Nine years ago he was invited to speak at an event in Europe on the topic of transitioning through multiple cultures. That successful experience has led to many engagements at retreats, conferences, and other events on five continents, and led him to found a nonprofit with 501(c)(3) status called Global Adapt.

Snyder spends five or six weeks a year speaking to students, educators, and international business personnel at far-flung sites about cross-cultural issues. He also makes presentations on effective communication and the human relational aspects of a successful law practice, often talking about lawyer-client relationships. “People on all sides can be abusive,” he says. “When you confront an issue or a person firmly and leave room enough for the person to keep his dignity intact, then you have a chance to correct the problem and at the same time win a friend and ally. You can win and still treat the opposing side with respect. Let them save face.”

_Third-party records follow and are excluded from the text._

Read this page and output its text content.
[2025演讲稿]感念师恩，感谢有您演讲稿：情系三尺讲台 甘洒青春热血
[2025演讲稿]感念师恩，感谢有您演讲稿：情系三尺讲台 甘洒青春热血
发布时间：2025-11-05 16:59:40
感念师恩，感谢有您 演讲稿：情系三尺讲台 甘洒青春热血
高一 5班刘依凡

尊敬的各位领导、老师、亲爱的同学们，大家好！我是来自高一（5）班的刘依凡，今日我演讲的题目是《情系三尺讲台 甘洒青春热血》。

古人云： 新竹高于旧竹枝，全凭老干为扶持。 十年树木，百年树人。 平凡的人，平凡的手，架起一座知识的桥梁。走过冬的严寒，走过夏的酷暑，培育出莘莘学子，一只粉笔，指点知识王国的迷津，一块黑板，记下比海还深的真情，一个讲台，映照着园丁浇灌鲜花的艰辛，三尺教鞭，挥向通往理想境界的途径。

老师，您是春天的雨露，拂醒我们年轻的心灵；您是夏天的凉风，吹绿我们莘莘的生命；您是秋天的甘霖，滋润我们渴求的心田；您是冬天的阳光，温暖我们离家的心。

This past spring Snyder spoke to more than 4,500 students on all four campuses of the Nigerian Law School—Abuja, Lagos, Kano, and Enugu. All lawyers admitted to practice in Nigeria must graduate from the school. In a country known for widespread corruption, many citizens strive for change. The young law students paid attention as Snyder delivered a message about practicing law with honor and integrity.

“If a judge finds out that you lied about something,” he tells them, “the word will get out and you will lose respect.” Doing the right thing has real rewards, too, he says. “Treat the small clients well, and the word will get around. They’ll bring other clients to you.”

In Lagos, one law student raised a question that involved trained physicians and African witch doctors. Some of the students seemed embarrassed that the question had been asked, and others seemed to doubt that a foreigner could handle it. The response afterward was that Snyder had handled the question well, probably because he grew up in West Africa. He has been invited to return to all four campuses next year.

Steve Snyder practices law full-time with Davis & Snyder in Greenville, S.C., where he represents physicians and hospitals in medical malpractice litigation and matters involving hospital risk management.